Normally, air ventilates the middle ear by flowing through the Eustachian tube. If the Eustachian tube is not functioning properly , placement of a grommet restores good ventilation so that the thickened and inflamed lining of the middle ear can return to normal. Fluid in the middle ear can then be absorbed into the tissues or drain away.
Grommet placement is a “day stay” procedure, usually taking about 20 to 30 minutes. The child or adult does not feel the grommet sitting in the eardrum.
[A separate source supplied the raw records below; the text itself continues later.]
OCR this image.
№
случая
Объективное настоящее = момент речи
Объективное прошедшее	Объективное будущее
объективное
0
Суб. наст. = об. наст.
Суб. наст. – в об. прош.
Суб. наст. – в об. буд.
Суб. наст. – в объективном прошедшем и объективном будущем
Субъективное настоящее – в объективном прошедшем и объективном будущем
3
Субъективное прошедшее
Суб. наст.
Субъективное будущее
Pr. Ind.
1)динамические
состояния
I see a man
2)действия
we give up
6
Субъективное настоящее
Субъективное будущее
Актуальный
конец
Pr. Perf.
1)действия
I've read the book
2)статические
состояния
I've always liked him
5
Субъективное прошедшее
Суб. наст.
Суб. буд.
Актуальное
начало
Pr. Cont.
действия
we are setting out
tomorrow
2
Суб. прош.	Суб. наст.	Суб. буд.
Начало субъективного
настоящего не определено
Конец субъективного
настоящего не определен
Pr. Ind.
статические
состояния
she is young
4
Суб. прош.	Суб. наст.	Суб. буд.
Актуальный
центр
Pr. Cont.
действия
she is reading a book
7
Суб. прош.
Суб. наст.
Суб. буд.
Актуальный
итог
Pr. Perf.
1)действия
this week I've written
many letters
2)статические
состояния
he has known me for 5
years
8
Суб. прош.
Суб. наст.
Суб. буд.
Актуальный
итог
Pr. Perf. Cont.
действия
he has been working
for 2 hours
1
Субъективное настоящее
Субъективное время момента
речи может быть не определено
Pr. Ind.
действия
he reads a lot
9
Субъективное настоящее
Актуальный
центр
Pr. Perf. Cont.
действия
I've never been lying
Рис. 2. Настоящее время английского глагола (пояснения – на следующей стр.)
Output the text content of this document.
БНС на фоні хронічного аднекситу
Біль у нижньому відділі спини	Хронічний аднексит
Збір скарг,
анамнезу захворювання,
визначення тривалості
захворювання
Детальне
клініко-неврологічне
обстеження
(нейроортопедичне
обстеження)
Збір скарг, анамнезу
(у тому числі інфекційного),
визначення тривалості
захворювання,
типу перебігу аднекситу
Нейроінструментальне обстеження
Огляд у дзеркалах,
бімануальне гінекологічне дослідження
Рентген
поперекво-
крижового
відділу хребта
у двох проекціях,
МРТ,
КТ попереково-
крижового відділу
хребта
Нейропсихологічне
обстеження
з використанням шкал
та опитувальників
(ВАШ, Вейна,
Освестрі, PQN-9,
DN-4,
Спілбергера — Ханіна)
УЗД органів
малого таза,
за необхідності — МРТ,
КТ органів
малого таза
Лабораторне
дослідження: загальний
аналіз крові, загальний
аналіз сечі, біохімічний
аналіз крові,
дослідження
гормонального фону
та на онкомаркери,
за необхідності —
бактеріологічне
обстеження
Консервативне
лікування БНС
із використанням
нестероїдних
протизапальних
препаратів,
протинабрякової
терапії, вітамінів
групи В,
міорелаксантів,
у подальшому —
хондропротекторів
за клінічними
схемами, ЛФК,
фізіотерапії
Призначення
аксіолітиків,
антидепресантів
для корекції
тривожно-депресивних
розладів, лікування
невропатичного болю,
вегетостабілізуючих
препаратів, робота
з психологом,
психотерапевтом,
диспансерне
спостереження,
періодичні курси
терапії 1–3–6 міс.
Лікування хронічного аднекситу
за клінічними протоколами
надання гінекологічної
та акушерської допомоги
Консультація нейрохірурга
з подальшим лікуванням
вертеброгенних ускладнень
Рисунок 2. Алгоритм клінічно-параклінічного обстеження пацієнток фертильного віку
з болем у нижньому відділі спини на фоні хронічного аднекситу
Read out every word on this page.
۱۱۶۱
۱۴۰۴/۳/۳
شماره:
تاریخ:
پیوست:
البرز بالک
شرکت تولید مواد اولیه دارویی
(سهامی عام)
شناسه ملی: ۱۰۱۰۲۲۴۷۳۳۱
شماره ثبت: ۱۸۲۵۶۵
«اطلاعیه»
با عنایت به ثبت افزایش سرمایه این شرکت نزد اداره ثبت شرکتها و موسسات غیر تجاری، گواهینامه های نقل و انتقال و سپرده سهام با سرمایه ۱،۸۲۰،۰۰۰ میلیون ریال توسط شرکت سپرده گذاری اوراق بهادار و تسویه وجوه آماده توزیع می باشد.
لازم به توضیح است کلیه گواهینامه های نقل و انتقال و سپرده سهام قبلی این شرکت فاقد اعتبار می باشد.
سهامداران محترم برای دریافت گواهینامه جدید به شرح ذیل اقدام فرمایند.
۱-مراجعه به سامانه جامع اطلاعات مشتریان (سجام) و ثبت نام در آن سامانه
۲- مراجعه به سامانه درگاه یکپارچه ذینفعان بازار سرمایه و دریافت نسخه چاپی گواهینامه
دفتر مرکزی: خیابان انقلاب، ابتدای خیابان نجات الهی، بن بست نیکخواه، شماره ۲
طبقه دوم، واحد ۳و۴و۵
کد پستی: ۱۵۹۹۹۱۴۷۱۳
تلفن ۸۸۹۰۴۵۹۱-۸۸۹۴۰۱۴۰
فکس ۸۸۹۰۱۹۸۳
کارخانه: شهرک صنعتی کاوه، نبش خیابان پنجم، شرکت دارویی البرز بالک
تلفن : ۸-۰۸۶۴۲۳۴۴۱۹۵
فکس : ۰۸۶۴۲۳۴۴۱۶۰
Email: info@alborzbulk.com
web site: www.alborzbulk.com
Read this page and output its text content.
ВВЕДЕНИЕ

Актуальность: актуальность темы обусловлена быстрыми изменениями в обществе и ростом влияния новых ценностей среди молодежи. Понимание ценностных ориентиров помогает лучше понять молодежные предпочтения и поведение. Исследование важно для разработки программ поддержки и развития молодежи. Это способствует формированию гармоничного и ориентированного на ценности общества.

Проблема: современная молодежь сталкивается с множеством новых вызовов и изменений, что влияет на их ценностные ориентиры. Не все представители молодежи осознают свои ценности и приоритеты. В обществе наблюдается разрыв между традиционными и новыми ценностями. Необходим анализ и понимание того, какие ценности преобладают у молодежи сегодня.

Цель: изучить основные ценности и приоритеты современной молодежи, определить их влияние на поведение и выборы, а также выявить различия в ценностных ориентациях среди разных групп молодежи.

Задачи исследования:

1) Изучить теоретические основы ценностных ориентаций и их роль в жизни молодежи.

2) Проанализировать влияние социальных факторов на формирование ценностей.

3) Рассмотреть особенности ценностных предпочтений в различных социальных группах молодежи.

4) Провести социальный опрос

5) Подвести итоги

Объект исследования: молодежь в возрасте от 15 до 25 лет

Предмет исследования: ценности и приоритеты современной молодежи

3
Recovery and care after surgery

Most patients go home as soon as they have recovered sufficiently from the anaesthetic. They can have a light meal soon after they are awake. Any ear pain is usually mild and pain-relieving medicine is given if required. A clear or blood-tinged discharge from the ear may occur for 1 or 2 days. If necessary, the outer ear can be gently cleaned with cotton wool or a soft cloth. Do not use a cotton bud in the ear canal, as it could be harmful if it goes too far into the ear. Children can usually return to school the day after surgery.

While the grommets are in place, swimming should be on the surface of the water only.. Do not dive without ear protection.
Children with grommets should be able to travel by air without problems. With a grommet in place, the ear is not affected by changes in air pressure.
The surgeon inspects the ears six weeks after surgery.
Follow-up visits are required until the grommet falls out (or“extrudes”), as they are designed to do. The hole in the eardrum gradually heals and pushes the grommet into the ear canal, usually in 6 to 12 months (but sometimes longer than two years). The eardrum usually heals quickly as the grommet falls out. A small scar may be left on the eardrum but does not affect hearing.
The grommet may stick to wax in the outer ear canal and can be removed at a routine visit to the doctor, or it may fall out of the ear canal without being noticed. As a general rule, small grommets stay in for a shorter time, while large grommets, which have a bigger inner flange, stay in longer.
Some children require specialist follow-up for several years.

Risks of not having treatment

Talk to your surgeon regarding your case if you wish to know the risks of choosing not to have the recommended treatment. Due to [persistent fluid in the middle ear, there could be:

    • On-going conductive hearing loss
    • Possibly damage to the eardrum
    • Possibly damage to the bones of hearing (hammer, anvil and stirrup).
    • A few children with frequent recurrent ear infections can develop partial high-frequency hearing loss caused by spread of inflammation to the inner ear. Such damage is permanent.